Chicago: First African American-owned hospital and site for first heart surgery to be demolished

Michael Eli Dokosi Jan 15, 2020 at 12:00pm

January 15, 2020 at 12:00 pm | History

Michael Eli Dokosi

Michael Eli Dokosi | Staff Writer

January 15, 2020 at 12:00 pm | History

Provident Hospital is seen at 430 E. 51st St. in Chicago's Bronzeville neighborhood via (James F. Quinn/Chicago Tribune).

Although ‘Policy’- a game of chance was operated through various states in the U.S., it was in Chicago’s South side where it was operated and run by African-Americans that Policy became a multi-million dollar enterprise.

Its success of the 1930s, 40s and 50s eventually led the state to move in setting up the state lottery.

In 1946, the Jones Brothers comprising Edward, George, and McKissack (Mack) were at the top of the $25 million-a-year policy syndicate in Chicago.

The Jones Brothers who were also Policy Kings via Youtube. From left to right Edward “Big Ed” Jones, George Jones and Mckissack “Mack” Jones.

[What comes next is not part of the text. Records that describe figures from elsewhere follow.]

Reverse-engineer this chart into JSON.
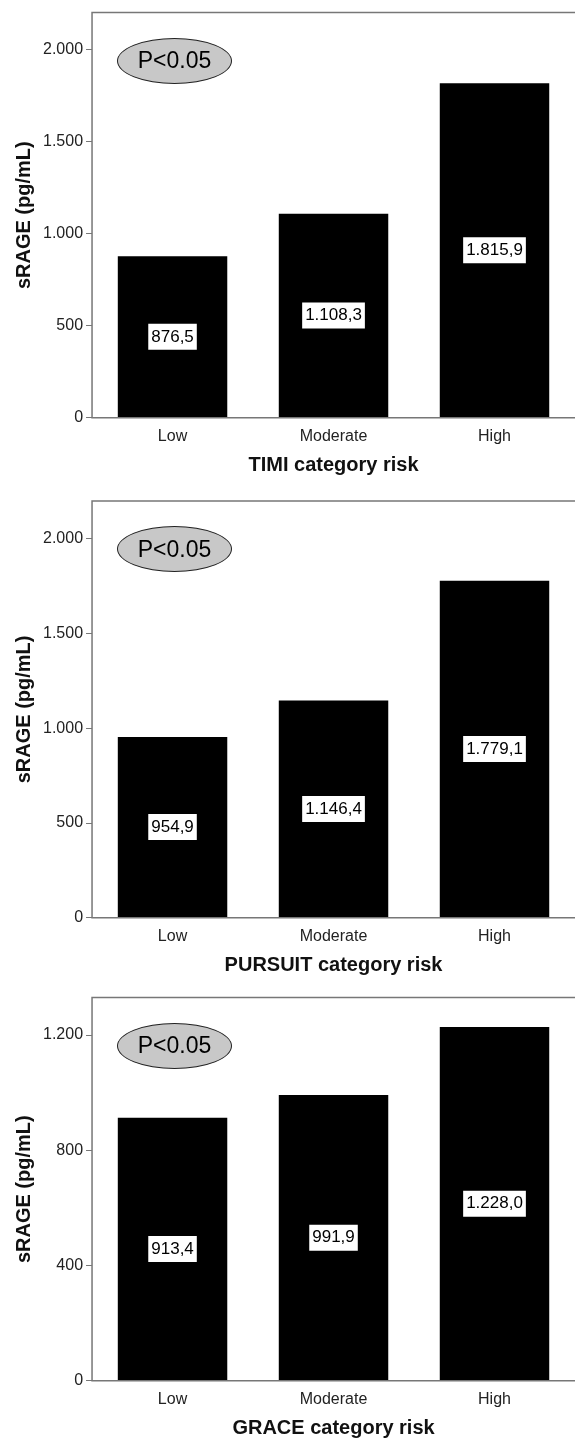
{
  "chart_data": [
    {
      "type": "bar",
      "xlabel": "TIMI category risk",
      "ylabel": "sRAGE (pg/mL)",
      "categories": [
        "Low",
        "Moderate",
        "High"
      ],
      "values": [
        876.5,
        1108.3,
        1815.9
      ],
      "color": "#000000",
      "value_labels": [
        "876,5",
        "1.108,3",
        "1.815,9"
      ],
      "ylim": [
        0,
        2200
      ],
      "yticks": [
        {
          "value": 0,
          "label": "0"
        },
        {
          "value": 500,
          "label": "500"
        },
        {
          "value": 1000,
          "label": "1.000"
        },
        {
          "value": 1500,
          "label": "1.500"
        },
        {
          "value": 2000,
          "label": "2.000"
        }
      ],
      "grid": false,
      "legend": false,
      "annotations": [
        "P<0.05"
      ]
    },
    {
      "type": "bar",
      "xlabel": "PURSUIT category risk",
      "ylabel": "sRAGE (pg/mL)",
      "categories": [
        "Low",
        "Moderate",
        "High"
      ],
      "values": [
        954.9,
        1146.4,
        1779.1
      ],
      "color": "#000000",
      "value_labels": [
        "954,9",
        "1.146,4",
        "1.779,1"
      ],
      "ylim": [
        0,
        2200
      ],
      "yticks": [
        {
          "value": 0,
          "label": "0"
        },
        {
          "value": 500,
          "label": "500"
        },
        {
          "value": 1000,
          "label": "1.000"
        },
        {
          "value": 1500,
          "label": "1.500"
        },
        {
          "value": 2000,
          "label": "2.000"
        }
      ],
      "grid": false,
      "legend": false,
      "annotations": [
        "P<0.05"
      ]
    },
    {
      "type": "bar",
      "xlabel": "GRACE category risk",
      "ylabel": "sRAGE (pg/mL)",
      "categories": [
        "Low",
        "Moderate",
        "High"
      ],
      "values": [
        913.4,
        991.9,
        1228.0
      ],
      "color": "#000000",
      "value_labels": [
        "913,4",
        "991,9",
        "1.228,0"
      ],
      "ylim": [
        0,
        1330
      ],
      "yticks": [
        {
          "value": 0,
          "label": "0"
        },
        {
          "value": 400,
          "label": "400"
        },
        {
          "value": 800,
          "label": "800"
        },
        {
          "value": 1200,
          "label": "1.200"
        }
      ],
      "grid": false,
      "legend": false,
      "annotations": [
        "P<0.05"
      ]
    }
  ]
}
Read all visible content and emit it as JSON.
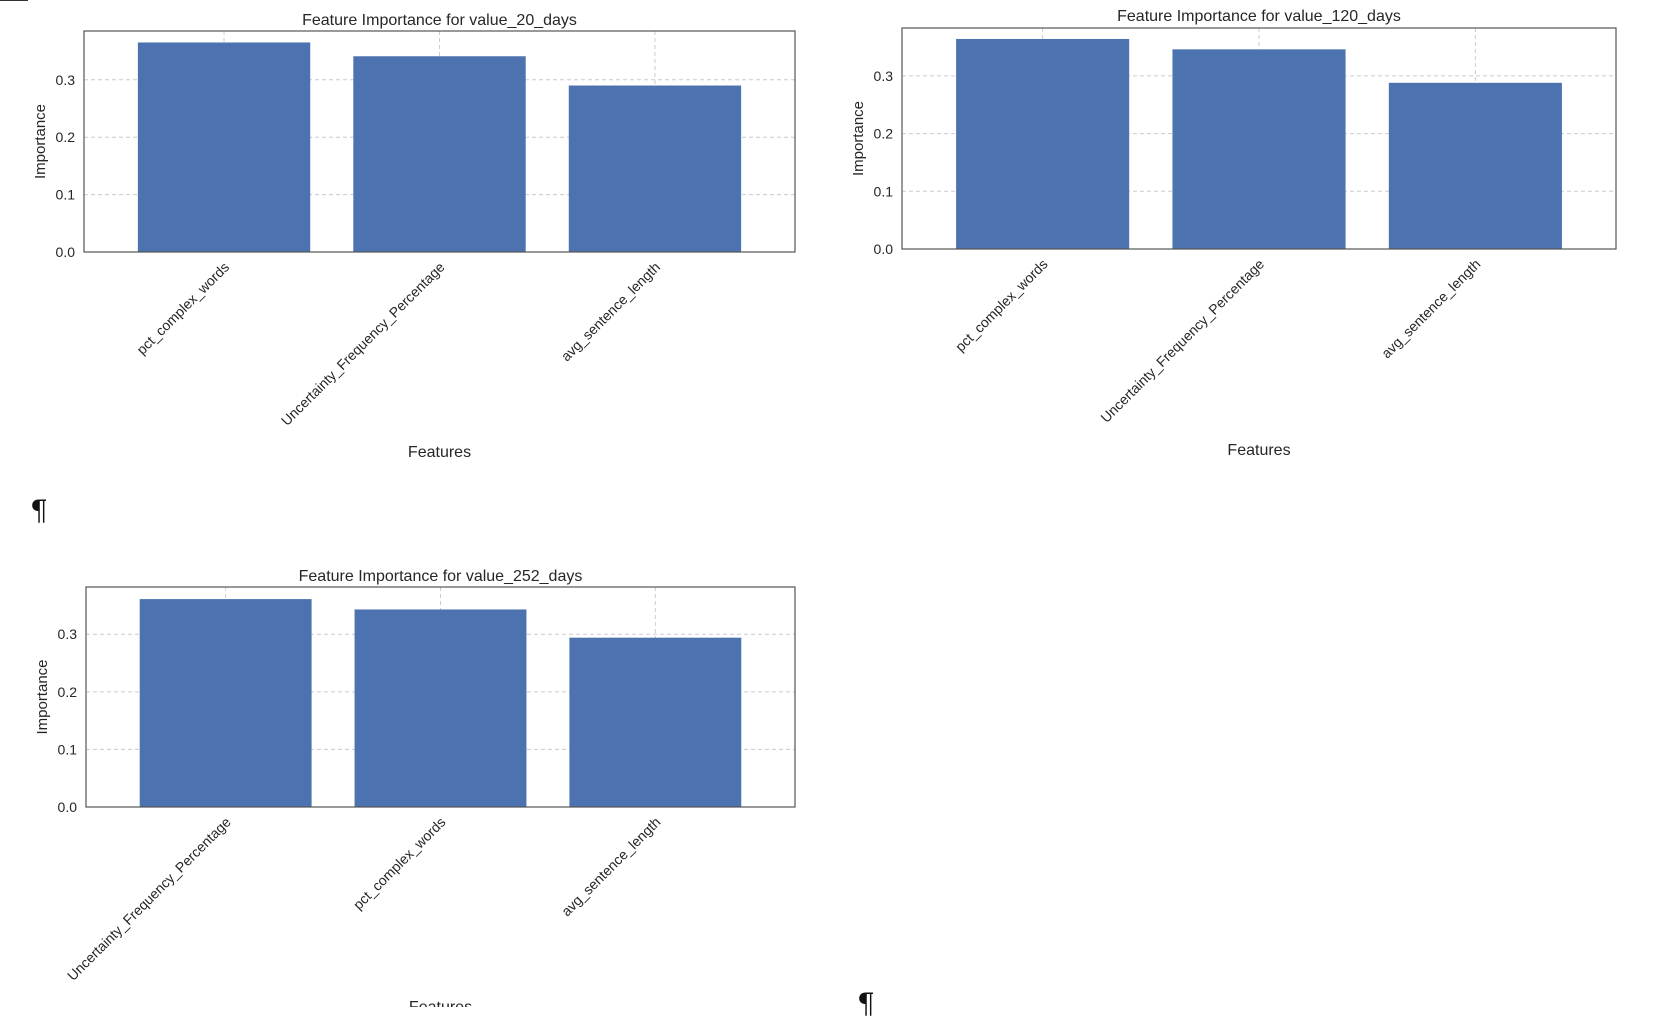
{
  "chart_data": [
    {
      "type": "bar",
      "title": "Feature Importance for value_20_days",
      "xlabel": "Features",
      "ylabel": "Importance",
      "categories": [
        "pct_complex_words",
        "Uncertainty_Frequency_Percentage",
        "avg_sentence_length"
      ],
      "values": [
        0.365,
        0.341,
        0.29
      ],
      "ylim": [
        0,
        0.385
      ],
      "yticks": [
        "0.0",
        "0.1",
        "0.2",
        "0.3"
      ],
      "grid": true,
      "bar_color": "#4c72b0"
    },
    {
      "type": "bar",
      "title": "Feature Importance for value_120_days",
      "xlabel": "Features",
      "ylabel": "Importance",
      "categories": [
        "pct_complex_words",
        "Uncertainty_Frequency_Percentage",
        "avg_sentence_length"
      ],
      "values": [
        0.364,
        0.346,
        0.288
      ],
      "ylim": [
        0,
        0.383
      ],
      "yticks": [
        "0.0",
        "0.1",
        "0.2",
        "0.3"
      ],
      "grid": true,
      "bar_color": "#4c72b0"
    },
    {
      "type": "bar",
      "title": "Feature Importance for value_252_days",
      "xlabel": "Features",
      "ylabel": "Importance",
      "categories": [
        "Uncertainty_Frequency_Percentage",
        "pct_complex_words",
        "avg_sentence_length"
      ],
      "values": [
        0.361,
        0.343,
        0.294
      ],
      "ylim": [
        0,
        0.382
      ],
      "yticks": [
        "0.0",
        "0.1",
        "0.2",
        "0.3"
      ],
      "grid": true,
      "bar_color": "#4c72b0"
    }
  ],
  "page": {
    "pilcrow_1": "¶",
    "pilcrow_2": "¶"
  },
  "colors": {
    "axes_edge": "#555555",
    "grid": "#cccccc",
    "text": "#262626"
  }
}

Money derived from Chicago’s lottery or policy game also financed banks, insurance companies, restaurants, Provident Hospital, Negro baseball league teams and even a cemetery.

“Provident Hospital now a public hospital was the first African-American owned and operated hospital in America. Provident was established in Chicago in 1891 by Dr. Daniel Hale Williams, an African-American surgeon during the time in American history where few public or private medical facilities were open to black Americans. It was founded to provide health care and medical training. Its initial officers were president John M. Brown, vice president Richard Mason Hancock, treasurer John T. Jenifer, secretary Louis H. Reynolds, and auditor Lloyd D. Wheeler.

“In 1893, the first documented heart surgery was performed by Dr. Daniel Williams at Provident Hospital and Training School.”

Image result for policy sam
via ebay.com

Given that Policy Sam alias Samuel Young is remembered for bringing the illegal numbers game ‘Policy’ to Chicago in 1885, it lends credence to talk that the hospital was financed through proceeds from that endeavor.

Policy came to an end with the launch of the Illinois State Lottery in 1974. With funds no longer coming through to run it, the historic Provident Hospital was forced to close in 1987 due to financial difficulties.

When it reopened in 1993, it did so as a public hospital, part of the Cook County Hospital System to provide services to residents of Chicago’s South Side. It is now known as Provident Hospital of Cook County.

via policykingsbrewery.com

“The Illinois Health Facilities & Services Review Board approved Cook County Health’s application to build a new hospital to serve the needs of members of the community. The eight-story, $240 million facility for Provident Hospital in Bronzeville is expected to be ready by April 2023. The new hospital will offer MRI imaging, bariatrics, orthopedics, dental and sports medicine.”

Although authorities plan to demolish the Provident Hospital structure once the one on a new site is up, it is hoped the beacon of hope which also served as the first nursing school for black women in Chicago will be in the hearts and minds of many Africans-Americans for its significant place in the Black advancement story.